The federal government is revisiting its auto fuel-efficiency standards for the years 2022-25 as it faces a tough decision on whether to align with the Trump administration’s proposal for less-stringent rules.
Environment and Climate Change Minister Catherine McKenna on Monday released a discussion paper that kicks off an evaluation of the existing 2022-25 vehicle regulations, which were put in place in partnership with the previous U.S. administration in 2014. The commitment to a midterm review was included in the 2014 regulations, when Ottawa did not anticipate a U.S. administration reversing direction.
In a review this spring, the Environmental Protection Agency concluded those standards are not appropriate because they would drive up costs to the industry and motorists. Earlier this month, the Trump administration proposed freezing fuel-efficiency regulations at 2020 levels, and declared California no longer has the right to set its own standards, a decision that state has vowed to fight in court.
Canada should adhere to a single U.S. standard if there is one and make it continental, said Mark Nantais, president of the Canadian Vehicle Manufacturers Association, which represents the Canadian units of the Detroit Three – Fiat Chrysler Automobiles NV, Ford Motor Co. and General Motors Co.
Standards that are harmonized between Canada and the United States are “deeply entrenched in our integrated market for vehicle sales and production,” Mr. Nantais said on Monday. Canada’s auto sector has consistently urged the federal government to align its regulation with those in the United States, as the American industry has pushed for one set of standards.
Canadian car makers are already coping with the uncertainty of the North American free-trade agreement negotiations and likelihood of greater North American content required to ship vehicles duty-free across the border. Officials in the sector have warned that Canada needs to be focused on competitiveness issues as it diverges on environmental policy from the Trump administration.
The Canadian market of about two million vehicles sold annually is too small to develop unique standards, Mr. Nantais said, and going it alone would raise costs and possibly limit choice.
The Liberal government in Ottawa is now conducting a review to determine whether the Canadian standards need to be change, and if so, whether it will match ones established by Washington, join California should it succeed in defending its jurisdiction, or go it alone.
Canada has typically harmonized its vehicle-efficiency regulations with the United States because of the fully integrated nature of the North American vehicle market.

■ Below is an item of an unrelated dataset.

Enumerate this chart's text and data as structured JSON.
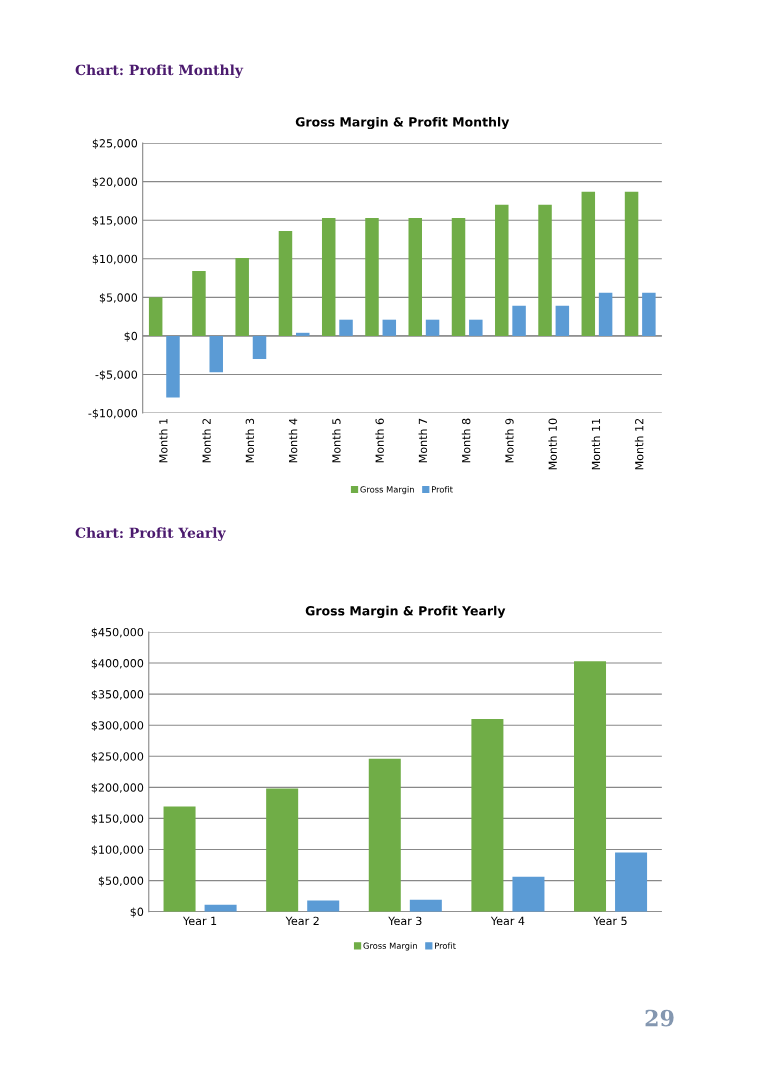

The Liberal government is counting on the tougher auto efficiency rules, which would cut average greenhouse gas (GHG) emissions from light-duty vehicles – including passenger cars and light trucks – by half between 2015 and 2025. The existing rules would also result in a 50-per-cent improvement in the average efficiency of light-duty vehicles sold in North America, Environment Canada said in its paper.
“Cleaner cars are good news for the planet, and they save Canadians money at the pump,” Ms. McKenna said in a release. “We’re committed to cutting pollution across the transportation sector while maintaining a strong and competitive auto industry.”
In the discussion paper, Environment Canada said it would review the regulations in the context of Canada’s commitment under the Paris Climate Accord to reduce overall GHG emissions by 30 per cent from 2005 levels by 2030. It will also look at competitiveness issues and cost impacts in its review of fuel-efficiency standards, including the effect on vehicle purchase prices as well as savings from lower fuel consumption.
The transportation sector accounts for a quarter of the country’s annual emissions of greenhouse gases and the federal government is pursuing several policy measures aimed at reducing them.
Environmentalists worry about the growing pressure on the Liberal government to ease up on its climate-change commitments as President Donald Trump rolls back a slew of policies adopted by his predecessor, Barack Obama.
“We need to do it in order to be on the right trajectory for transport industry emissions and our 2030 targets,” said Dan Woynillowicz, policy director at Clean Energy Canada, an advocacy group. At the same time, consumers will benefit from lower fuel costs while the industry will have an incentive to continue innovating, he said.